Giovedì 18 Aprile 2024

Combattere il tumore al cervello con la salmonella

Un team americano sta sperimentando una nuova tecnica per curare il glioblastoma, che prevede l'impiego di una forma geneticamente modificata del bacillo della salmonella

I bacilli della salmonella in una ricostruzione 3D (Foto: Sebastian Kaulitzki / Alamy)

I bacilli della salmonella in una ricostruzione 3D (Foto: Sebastian Kaulitzki / Alamy)
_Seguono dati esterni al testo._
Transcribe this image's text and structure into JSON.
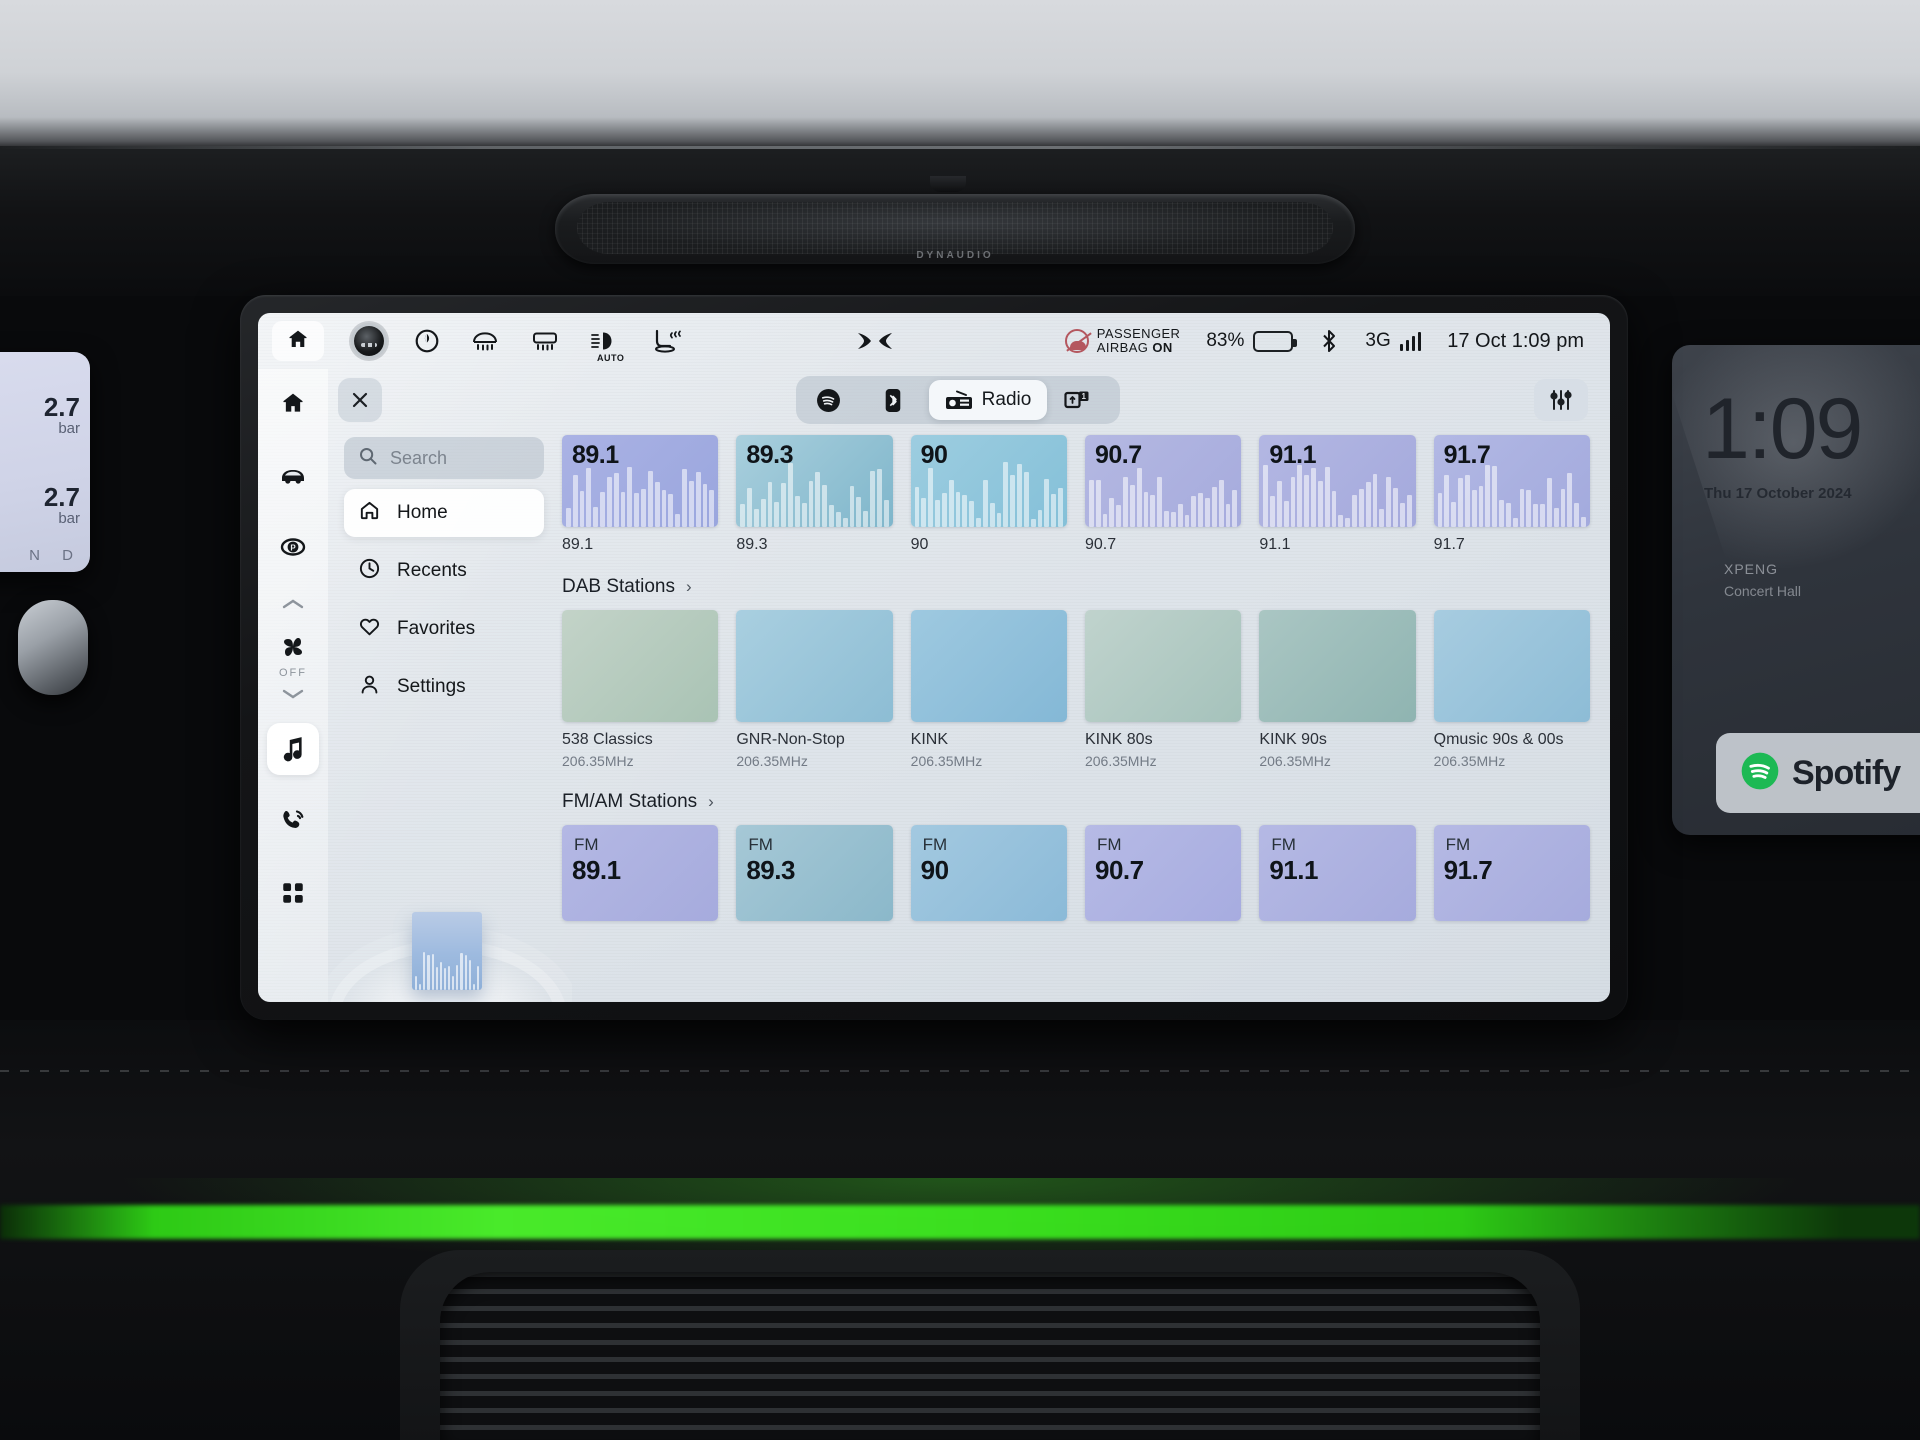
{
  "cabin": {
    "speaker_brand": "DYNAUDIO",
    "cluster": {
      "tpms_front": "2.7",
      "tpms_front_unit": "bar",
      "tpms_rear": "2.7",
      "tpms_rear_unit": "bar",
      "gear": "N  D"
    },
    "passenger_display": {
      "time": "1:09",
      "date": "Thu 17 October 2024",
      "brand": "XPENG",
      "subtitle": "Concert Hall",
      "spotify_label": "Spotify"
    }
  },
  "statusbar": {
    "camera_icon": "camera-icon",
    "home_icon": "home-icon",
    "climate_icons": [
      "recirculation-icon",
      "rear-defrost-icon",
      "front-defrost-icon",
      "auto-headlight-icon",
      "seat-heater-icon"
    ],
    "auto_label": "AUTO",
    "brand_logo": "xpeng-logo",
    "airbag_line1": "PASSENGER",
    "airbag_line2": "AIRBAG",
    "airbag_state": "ON",
    "battery_percent": "83%",
    "battery_level": 83,
    "bluetooth_icon": "bluetooth-icon",
    "network_label": "3G",
    "signal_bars": 4,
    "clock": "17 Oct 1:09 pm"
  },
  "rail": {
    "items": [
      {
        "name": "home",
        "icon": "home-icon",
        "active": false
      },
      {
        "name": "car",
        "icon": "car-icon",
        "active": false
      },
      {
        "name": "parking-brake",
        "icon": "parking-brake-icon",
        "active": false
      },
      {
        "name": "fan",
        "icon": "fan-icon",
        "active": false
      },
      {
        "name": "music",
        "icon": "music-note-icon",
        "active": true
      },
      {
        "name": "phone",
        "icon": "phone-icon",
        "active": false
      },
      {
        "name": "apps",
        "icon": "apps-grid-icon",
        "active": false
      }
    ],
    "fan_state": "OFF",
    "chevron_up": "chevron-up-icon",
    "chevron_down": "chevron-down-icon"
  },
  "panel": {
    "close_label": "✕",
    "tabs": [
      {
        "id": "spotify",
        "label": "",
        "icon": "spotify-icon",
        "active": false
      },
      {
        "id": "bluetooth",
        "label": "",
        "icon": "bluetooth-audio-icon",
        "active": false
      },
      {
        "id": "radio",
        "label": "Radio",
        "icon": "radio-icon",
        "active": true
      },
      {
        "id": "usb",
        "label": "",
        "icon": "usb-media-icon",
        "active": false
      }
    ],
    "equalizer_icon": "equalizer-icon"
  },
  "sidenav": {
    "search_placeholder": "Search",
    "search_icon": "search-icon",
    "items": [
      {
        "label": "Home",
        "icon": "home-outline-icon",
        "active": true
      },
      {
        "label": "Recents",
        "icon": "clock-icon",
        "active": false
      },
      {
        "label": "Favorites",
        "icon": "heart-icon",
        "active": false
      },
      {
        "label": "Settings",
        "icon": "person-icon",
        "active": false
      }
    ]
  },
  "presets": {
    "items": [
      {
        "freq": "89.1",
        "caption": "89.1",
        "color_a": "#aab2e4",
        "color_b": "#9aa6de"
      },
      {
        "freq": "89.3",
        "caption": "89.3",
        "color_a": "#a9cfdd",
        "color_b": "#7fb6cb"
      },
      {
        "freq": "90",
        "caption": "90",
        "color_a": "#9dcde0",
        "color_b": "#84c0d8"
      },
      {
        "freq": "90.7",
        "caption": "90.7",
        "color_a": "#b4b8e2",
        "color_b": "#a6abdd"
      },
      {
        "freq": "91.1",
        "caption": "91.1",
        "color_a": "#b3b7e3",
        "color_b": "#a4a9dc"
      },
      {
        "freq": "91.7",
        "caption": "91.7",
        "color_a": "#b2b8e4",
        "color_b": "#a3aadd"
      }
    ]
  },
  "dab": {
    "title": "DAB Stations",
    "chevron": "›",
    "items": [
      {
        "name": "538 Classics",
        "freq": "206.35MHz",
        "color_a": "#c3d3c8",
        "color_b": "#a9c3b4"
      },
      {
        "name": "GNR-Non-Stop",
        "freq": "206.35MHz",
        "color_a": "#a9cfe0",
        "color_b": "#8dbdd4"
      },
      {
        "name": "KINK",
        "freq": "206.35MHz",
        "color_a": "#9ec9e0",
        "color_b": "#84b8d6"
      },
      {
        "name": "KINK 80s",
        "freq": "206.35MHz",
        "color_a": "#c0d3cd",
        "color_b": "#a5c2bb"
      },
      {
        "name": "KINK 90s",
        "freq": "206.35MHz",
        "color_a": "#aac6c3",
        "color_b": "#8fb4b1"
      },
      {
        "name": "Qmusic 90s & 00s",
        "freq": "206.35MHz",
        "color_a": "#a7cce0",
        "color_b": "#8dbcd6"
      }
    ]
  },
  "fmam": {
    "title": "FM/AM Stations",
    "chevron": "›",
    "items": [
      {
        "band": "FM",
        "freq": "89.1",
        "color_a": "#b4b8e4",
        "color_b": "#a6abdd"
      },
      {
        "band": "FM",
        "freq": "89.3",
        "color_a": "#a6c8d6",
        "color_b": "#8bb8ca"
      },
      {
        "band": "FM",
        "freq": "90",
        "color_a": "#a3c9e0",
        "color_b": "#8bbad8"
      },
      {
        "band": "FM",
        "freq": "90.7",
        "color_a": "#b6bae5",
        "color_b": "#a7ace0"
      },
      {
        "band": "FM",
        "freq": "91.1",
        "color_a": "#b5b9e4",
        "color_b": "#a6abdd"
      },
      {
        "band": "FM",
        "freq": "91.7",
        "color_a": "#b5b9e4",
        "color_b": "#a6abdd"
      }
    ]
  }
}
I bacilli della salmonella sono comunemente responsabili di patologie del tratto gastrointestinale, ma un gruppo di ricercatori della Duke University (Stati Uniti) sta cercando di utilizzarli per combattere il glioblastoma, il più aggressivo e comune tra i tumori del sistema nervoso centrale. Con risultati incoraggianti, sebbene al momento solo nei topi. IL MECCANISMO  L'idea del team americano prevede di ingegnerizzare il DNA dei batteri in modo da indirizzarli verso la neoplasia, dove sono in grado di innescare un meccanismo che distrugge le cellule maligne. Nel loro esperimento i ricercatori hanno impiegato un ceppo di Salmonella typhimurium, che attraverso opportune modifiche è stato "detossificato" e reso affamato di purina, una molecola organica che abbonda nei pressi del glioblastoma. Una volta attirato verso il "banchetto", scatta la seconda fase del piano: grazie a un ulteriore ritocco del suo codice genetico, il bacillo rilascia delle sostanze che innescano l'autodistruzione delle cellule tumorali. I test condotti sui topi hanno evidenziato un aumento significativo delle aspettative di vita: il 20% dei roditori è sopravvissuto cento giorni in più rispetto al gruppo di controllo non trattato. Un guadagno di 10 anni in termini umani, sottolineano gli scienziati. UN PUNTO DI PARTENZA "Dal momento che il glioblastoma è molto aggressivo e difficile da trattare, ogni variazione nel tasso di sopravvivenza rappresenta un grosso risultato", ha dichiarato il coautore dello studio Johnathan Lyon. Negli ultimi anni il trattamento combinato di radioterapia e chemioterapia ha innalzato le probabilità di sopravvivenza a 24 mesi dalla diagnosi, tuttavia la speranza di vita rimane ancora molto bassa, tanto che in letteratura si parla di "lunga sopravvivenza" dopo i tre anni. Ecco perché quello emerso dallo studio viene definito un dato di partenza "molto incoraggiante". PROSPETTIVE PER IL FUTURO Il successo ottenuto sui topi non rappresenta una garanzia per gli esseri umani, ma con tutte le cautele del caso i ricercatori sono fiduciosi che in futuro la tecnica possa trasformarsi in una terapia efficace contro questo tipo di tumore. Bisogna però procedere un passo alla volta: il prossimo obiettivo è di aumentare la percentuale di sopravvivenza, attraverso uno studio rigoroso del dosaggio. I risultati della ricerca sono stati pubblicati sulla rivista Molecular Therapy Oncolytics.